What a future without passwords looks like
Now, it’s easy to find tutorials, and with a little effort, you can create a very complex password that’s hard to crack. But the problem is that you may not remember it, and then fall into the cycle of “forgot password-reset password-forgot password”.
What if the Internet didn’t use passwords at all? Can we not remember passwords and not be afraid of data leakage?
The “old stuff” of passwords has many problems.
In the 1960s, the concept of “passwords” was born with the first generation of the Internet. The original idea was to make users themselves an important part of this security system through user-customized password design. line of defense.
This system has been effective in the following decades. It can even be said that it is based on this password verification system that the Internet can have user logins and can flourish.
In theory, the ciphers still work well against common hackers. When you set a very complex password, even if the cracking device used by the hacker is a supercomputer, it will take a long time to crack it.
But in the 21st century, with the rapid development of the mobile Internet era, most people will have hundreds of Internet accounts that require setting passwords, and it becomes almost unavoidable to use the same password on multiple platforms. What is even more frightening is that the database that stores these account information is also at risk of leakage.
For users whose information has been leaked, what is even more fatal is that exposing information such as account passwords of one platform is equivalent to exposing information on multiple platforms, because many users use the same password on different platforms.
Today’s large-scale hacker organizations usually use various channels to collect leaked databases, and through integration, describe a person’s various footprints on the Internet, and then file them together to build a “social engineering library.” Maybe in the process, they roughly deduced your passwords on other platforms.
There are also scams that cost less. Criminals will use the existing leaked information to obtain more information directly from real people through phishing. The most common ones are counterfeit login websites and fraudulent calls. Even if you set a super-high-strength password, it is easy to fall into the pit in front of a fraudulent website that almost reproduces the official login page 1:1.
It can be seen that the current password mechanism has often become an accomplice to information leakage.
The existing password system has frequent problems, but it has to continue to drive the entire Internet. However, the industry has also begun to realize these problems left over from history, and they plan to start from scratch and create a verification mechanism that can completely replace passwords.

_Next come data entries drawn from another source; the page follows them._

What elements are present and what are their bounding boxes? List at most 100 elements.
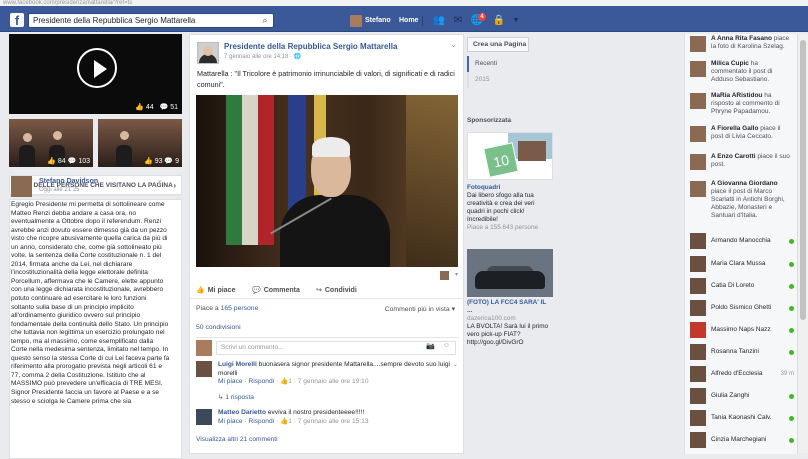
chevron-down-icon[interactable]: ⌄ (157, 176, 163, 184)
facebook-header: f Presidente della Repubblica Sergio Mat… (0, 6, 808, 32)
avatar (350, 15, 362, 27)
page-avatar[interactable] (197, 42, 219, 64)
chevron-right-icon[interactable]: › (173, 176, 176, 196)
more-comments-link[interactable]: Visualizza altri 21 commenti (196, 436, 278, 443)
friend-requests-icon[interactable]: 👥 (432, 14, 446, 27)
facebook-logo-icon[interactable]: f (10, 13, 24, 28)
avatar[interactable] (196, 361, 212, 377)
visitor-post-text: Egregio Presidente mi permetta di sottol… (11, 201, 170, 405)
online-dot-icon (789, 239, 794, 244)
home-link[interactable]: Home (399, 15, 418, 27)
like-button[interactable]: 👍 Mi piace (196, 286, 235, 294)
photo-stats: 👍 84 💬 103 (47, 158, 90, 165)
chat-contact[interactable]: Giulia Zanghi (690, 387, 794, 405)
visitor-post-time[interactable]: Oggi alle 21:25 · (39, 187, 83, 193)
avatar[interactable] (440, 271, 449, 280)
ticker-item[interactable]: Milica Cupic ha commentato il post di Ad… (690, 60, 794, 84)
online-dot-icon (789, 284, 794, 289)
photo-stats: 👍 93 💬 9 (144, 158, 179, 165)
right-sidebar: Crea una Pagina Recenti 2015 Sponsorizza… (467, 34, 635, 454)
comment-text: evviva il nostro presidenteeee!!!!! (266, 409, 365, 416)
camera-icon[interactable]: 📷 (426, 342, 435, 350)
ad-image[interactable]: 10 (467, 132, 553, 180)
emoji-icon[interactable]: ☺ (443, 342, 450, 349)
profile-link[interactable]: Stefano (350, 15, 391, 27)
search-icon[interactable]: ⌕ (257, 14, 273, 27)
avatar[interactable] (11, 176, 32, 197)
post-time[interactable]: 7 gennaio alle ore 14:18 · 🌐 (224, 53, 301, 60)
thumbs-up-icon: 👍 (279, 417, 289, 425)
thumbs-up-icon: 👍 (196, 287, 205, 294)
ad-text[interactable]: (FOTO) LA FCC4 SARA' IL ... dazerica100.… (467, 299, 553, 347)
chat-contact[interactable]: Maria Clara Mussa (690, 255, 794, 273)
year-item[interactable]: 2015 (467, 72, 517, 88)
chat-contact[interactable]: Massimo Naps Nazz... (690, 321, 794, 339)
notification-badge: 4 (478, 13, 486, 21)
post-text: Mattarella : "Il Tricolore è patrimonio … (197, 69, 455, 89)
chat-contact[interactable]: Tania Kaonashi Calv... (690, 409, 794, 427)
avatar (690, 93, 706, 109)
timeline-years: Recenti 2015 (467, 56, 517, 88)
comment-meta: Mi piace · Rispondi · 👍1 · 7 gennaio all… (218, 378, 369, 385)
chat-contact[interactable]: Poldo Sismico Ghetti (690, 299, 794, 317)
privacy-icon[interactable]: 🔒 (492, 14, 506, 27)
sponsored-title: Sponsorizzata (467, 117, 512, 124)
last-active-time: 39 m (780, 371, 794, 377)
post-photo[interactable] (196, 95, 458, 267)
page-name[interactable]: Presidente della Repubblica Sergio Matta… (224, 42, 397, 51)
comment-like-link[interactable]: Mi piace (218, 418, 243, 425)
comment-meta: Mi piace · Rispondi · 👍1 · 7 gennaio all… (218, 417, 369, 425)
ticker-item[interactable]: A Fiorella Gallo piace il post di Livia … (690, 125, 794, 142)
scrollbar[interactable] (797, 34, 808, 453)
account-menu-chevron-down-icon[interactable]: ▼ (509, 14, 523, 27)
ticker-item[interactable]: A Anna Rita Fasano piace la foto di Karo… (690, 35, 794, 52)
ticker-item[interactable]: A Giovanna Giordano piace il post di Mar… (690, 180, 794, 220)
photo-thumbnail[interactable]: 👍 93 💬 9 (98, 119, 182, 167)
avatar (690, 61, 706, 77)
avatar (690, 126, 706, 142)
comment-order-dropdown[interactable]: Commenti più in vista ▾ (385, 305, 455, 313)
close-icon[interactable]: ⌄ (452, 361, 458, 370)
chat-contact[interactable]: Armando Manocchia (690, 232, 794, 250)
shares-count[interactable]: 50 condivisioni (196, 324, 241, 331)
chat-contact[interactable]: Catia Di Loreto (690, 277, 794, 295)
visitor-post-author[interactable]: Stefano Davidson (39, 178, 98, 185)
comment-author[interactable]: Luigi Morelli (218, 361, 257, 368)
post-actions: 👍 Mi piace 💬 Commenta ↪ Condividi (190, 283, 463, 299)
comment-reply-link[interactable]: Rispondi (248, 418, 274, 425)
scrollbar-thumb[interactable] (800, 40, 806, 320)
year-item[interactable]: Recenti (467, 56, 517, 72)
chat-contact[interactable]: Rosanna Tanzini (690, 343, 794, 361)
page-post: Presidente della Repubblica Sergio Matta… (189, 34, 464, 454)
share-button[interactable]: ↪ Condividi (316, 286, 357, 294)
search-input[interactable]: Presidente della Repubblica Sergio Matta… (28, 13, 274, 28)
chat-contact[interactable]: Alfredo d'Ecclesia 39 m (690, 365, 794, 383)
ad-text[interactable]: Fotoquadri Dai libero sfogo alla tua cre… (467, 184, 553, 232)
avatar (690, 278, 706, 294)
ad-image[interactable] (467, 249, 553, 297)
user-name: Stefano (365, 17, 391, 24)
ticker-item[interactable]: MaRia ARistidou ha risposto al commento … (690, 92, 794, 116)
chevron-down-icon[interactable]: ⌄ (450, 40, 457, 49)
video-thumbnail[interactable]: 👍 44 💬 51 (9, 34, 182, 114)
avatar (690, 300, 706, 316)
play-icon[interactable] (77, 48, 117, 88)
avatar (690, 388, 706, 404)
comment-author[interactable]: Matteo Darietto (218, 409, 266, 416)
avatar[interactable] (196, 409, 212, 425)
avatar (690, 344, 706, 360)
messages-icon[interactable]: ✉ (451, 14, 465, 27)
comment-button[interactable]: 💬 Commenta (252, 286, 300, 294)
comment-like-link[interactable]: Mi piace (218, 378, 243, 385)
chevron-down-icon[interactable]: ▾ (455, 271, 458, 278)
ticker-item[interactable]: A Enzo Carotti piace il suo post. (690, 153, 794, 170)
comment-input[interactable]: Scrivi un commento... (216, 341, 456, 355)
create-page-button[interactable]: Crea una Pagina (467, 37, 529, 52)
calendar-icon: 10 (483, 142, 519, 178)
likes-count-link[interactable]: 165 persone (221, 305, 259, 312)
replies-link[interactable]: ↳ 1 risposta (218, 393, 254, 401)
photo-thumbnail[interactable]: 👍 84 💬 103 (9, 119, 93, 167)
comment-reply-link[interactable]: Rispondi (248, 378, 274, 385)
chat-contact[interactable]: Cinzia Marchegiani (690, 431, 794, 449)
online-dot-icon (789, 350, 794, 355)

The key to “no password” At this year’s Apple Worldwide Developers Conference,
Apple introduced a new feature that does not require users to type cumbersome passwords-“passkey”. With it, the user no longer needs to enter a password, but directly uses facial recognition or fingerprint recognition to authorize the use of the “pass key”. At this time, the user generates a private key locally. At the same time, the platform server also retains a public key for verification. Once the two match, passwordless login can be realized. In this process, users only need to pass biometric identification.
It’s important to note that no password is not really no password. In this mode, users use mobile phones and other hardware as the main verification device, and the system will detect and bind the hardware information when registering an account. Afterwards, the user unlocks the hardware device using fingerprint, facial recognition or device password lock, etc., which will become the default action for subsequent account login without entering a password.

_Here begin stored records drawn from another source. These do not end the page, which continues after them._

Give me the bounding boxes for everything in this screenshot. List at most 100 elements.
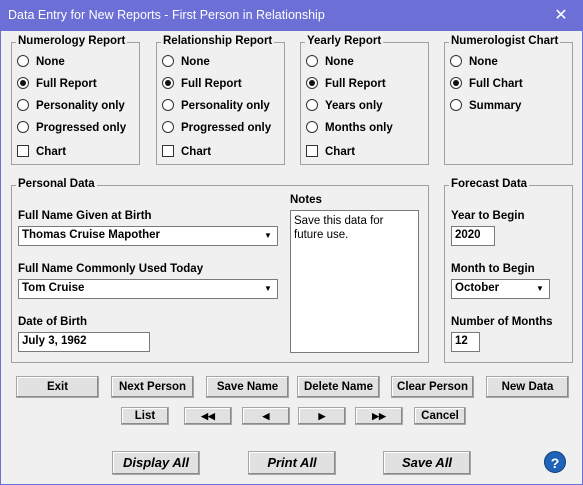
relationship-full-report-radio[interactable]: Full Report: [162, 76, 242, 92]
month-to-begin-combobox[interactable]: October ▼: [451, 279, 550, 299]
common-name-label: Full Name Commonly Used Today: [18, 263, 204, 275]
yearly-chart-checkbox[interactable]: Chart: [306, 144, 355, 160]
radio-icon: [17, 99, 29, 111]
forecast-data-title: Forecast Data: [449, 178, 530, 190]
option-label: Chart: [36, 146, 67, 158]
relationship-personality-radio[interactable]: Personality only: [162, 98, 270, 114]
next-person-button[interactable]: Next Person: [111, 376, 194, 398]
relationship-chart-checkbox[interactable]: Chart: [162, 144, 211, 160]
last-record-button[interactable]: ▶▶: [355, 407, 403, 425]
radio-icon: [450, 99, 462, 111]
month-to-begin-label: Month to Begin: [451, 263, 535, 275]
numerology-chart-checkbox[interactable]: Chart: [17, 144, 66, 160]
save-name-button[interactable]: Save Name: [206, 376, 289, 398]
radio-checked-icon: [162, 77, 174, 89]
yearly-report-title: Yearly Report: [305, 35, 384, 47]
radio-checked-icon: [306, 77, 318, 89]
option-label: Chart: [325, 146, 356, 158]
notes-label: Notes: [290, 194, 322, 206]
option-label: Progressed only: [36, 122, 127, 134]
dob-value: July 3, 1962: [22, 335, 87, 347]
numerologist-chart-title: Numerologist Chart: [449, 35, 561, 47]
next-record-button[interactable]: ▶: [298, 407, 346, 425]
common-name-combobox[interactable]: Tom Cruise ▼: [18, 279, 278, 299]
dob-label: Date of Birth: [18, 316, 87, 328]
save-all-button[interactable]: Save All: [383, 451, 471, 475]
numerology-report-group: Numerology Report None Full Report Perso…: [11, 35, 140, 165]
birth-name-combobox[interactable]: Thomas Cruise Mapother ▼: [18, 226, 278, 246]
chevron-down-icon[interactable]: ▼: [260, 228, 276, 244]
option-label: None: [469, 56, 498, 68]
option-label: Full Report: [325, 78, 386, 90]
numerology-full-report-radio[interactable]: Full Report: [17, 76, 97, 92]
chevron-down-icon[interactable]: ▼: [532, 281, 548, 297]
display-all-button[interactable]: Display All: [112, 451, 200, 475]
numerology-progressed-radio[interactable]: Progressed only: [17, 120, 126, 136]
number-of-months-label: Number of Months: [451, 316, 553, 328]
checkbox-icon: [17, 145, 29, 157]
notes-value: Save this data for future use.: [294, 215, 384, 241]
previous-record-button[interactable]: ◀: [242, 407, 290, 425]
numerology-none-radio[interactable]: None: [17, 54, 65, 70]
option-label: Full Report: [181, 78, 242, 90]
numerologist-chart-group: Numerologist Chart None Full Chart Summa…: [444, 35, 573, 165]
yearly-report-group: Yearly Report None Full Report Years onl…: [300, 35, 429, 165]
yearly-full-report-radio[interactable]: Full Report: [306, 76, 386, 92]
relationship-report-title: Relationship Report: [161, 35, 275, 47]
help-icon[interactable]: ?: [544, 451, 566, 473]
dob-input[interactable]: July 3, 1962: [18, 332, 150, 352]
title-bar: Data Entry for New Reports - First Perso…: [1, 1, 582, 31]
close-icon[interactable]: ✕: [540, 1, 582, 31]
year-value: 2020: [455, 229, 481, 241]
option-label: Progressed only: [181, 122, 272, 134]
window-title: Data Entry for New Reports - First Perso…: [8, 8, 325, 22]
checkbox-icon: [162, 145, 174, 157]
personal-data-title: Personal Data: [16, 178, 97, 190]
yearly-months-only-radio[interactable]: Months only: [306, 120, 393, 136]
year-to-begin-input[interactable]: 2020: [451, 226, 495, 246]
birth-name-label: Full Name Given at Birth: [18, 210, 152, 222]
yearly-years-only-radio[interactable]: Years only: [306, 98, 383, 114]
chevron-down-icon[interactable]: ▼: [260, 281, 276, 297]
radio-icon: [17, 55, 29, 67]
option-label: Months only: [325, 122, 393, 134]
option-label: None: [36, 56, 65, 68]
list-button[interactable]: List: [121, 407, 169, 425]
new-data-button[interactable]: New Data: [486, 376, 569, 398]
radio-icon: [306, 99, 318, 111]
clear-person-button[interactable]: Clear Person: [391, 376, 474, 398]
radio-icon: [306, 55, 318, 67]
checkbox-icon: [306, 145, 318, 157]
option-label: None: [181, 56, 210, 68]
option-label: Personality only: [36, 100, 125, 112]
relationship-progressed-radio[interactable]: Progressed only: [162, 120, 271, 136]
numerology-report-title: Numerology Report: [16, 35, 128, 47]
option-label: Summary: [469, 100, 522, 112]
option-label: Personality only: [181, 100, 270, 112]
number-of-months-input[interactable]: 12: [451, 332, 480, 352]
chart-none-radio[interactable]: None: [450, 54, 498, 70]
first-record-button[interactable]: ◀◀: [184, 407, 232, 425]
option-label: None: [325, 56, 354, 68]
yearly-none-radio[interactable]: None: [306, 54, 354, 70]
radio-icon: [162, 121, 174, 133]
cancel-button[interactable]: Cancel: [414, 407, 466, 425]
delete-name-button[interactable]: Delete Name: [297, 376, 380, 398]
relationship-none-radio[interactable]: None: [162, 54, 210, 70]
exit-button[interactable]: Exit: [16, 376, 99, 398]
notes-textarea[interactable]: Save this data for future use.: [290, 210, 419, 353]
radio-icon: [162, 55, 174, 67]
print-all-button[interactable]: Print All: [248, 451, 336, 475]
numerology-personality-radio[interactable]: Personality only: [17, 98, 125, 114]
chart-summary-radio[interactable]: Summary: [450, 98, 521, 114]
chart-full-chart-radio[interactable]: Full Chart: [450, 76, 523, 92]
option-label: Years only: [325, 100, 383, 112]
birth-name-value: Thomas Cruise Mapother: [22, 229, 161, 241]
months-value: 12: [455, 335, 468, 347]
radio-checked-icon: [17, 77, 29, 89]
radio-icon: [450, 55, 462, 67]
common-name-value: Tom Cruise: [22, 282, 85, 294]
option-label: Chart: [181, 146, 212, 158]
radio-icon: [162, 99, 174, 111]
radio-checked-icon: [450, 77, 462, 89]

In addition to improving the user experience and protecting personal account information, this approach also allows service providers to provide FIDO credentials for recovery after accidental account loss. In addition, this method is also considered to be more friendly to disabled and elderly users.
How far is it to “kill passwords”
From the perspective of user experience, FIDO is not much different from the current fingerprint recognition and face recognition verification logins, and it is even similar to mainstream password auto-fill services. The most important difference is hidden under the login page: FIDO technology does not generate a random password by the system, but uses the “public key + private key” verification method to generate a private key locally on the device, while the account server keeps public key. This can only be done when the private key is paired with the public key for login verification.
For those phishing websites that cannot be easily identified by users, the accounts that have used FIDO technology in the registration will detect that the local private key cannot match the correct webpage public key, and no information will be transmitted. It avoids the fraudulent attacks of various high imitation login pages and the risks brought by database leaks.
Killing passwords is not easy. At present, the Internet ecology we are familiar with can be said to be rooted in the password authentication mechanism. Passwords have become part of the internet’s DNA. Therefore, we can only proceed step by step and gradually seek breakthroughs.
”Eliminate password” For most netizens, the most important thing is of course that you don’t have to rack your brains to set a password, and you are forced to reset it after forgetting it.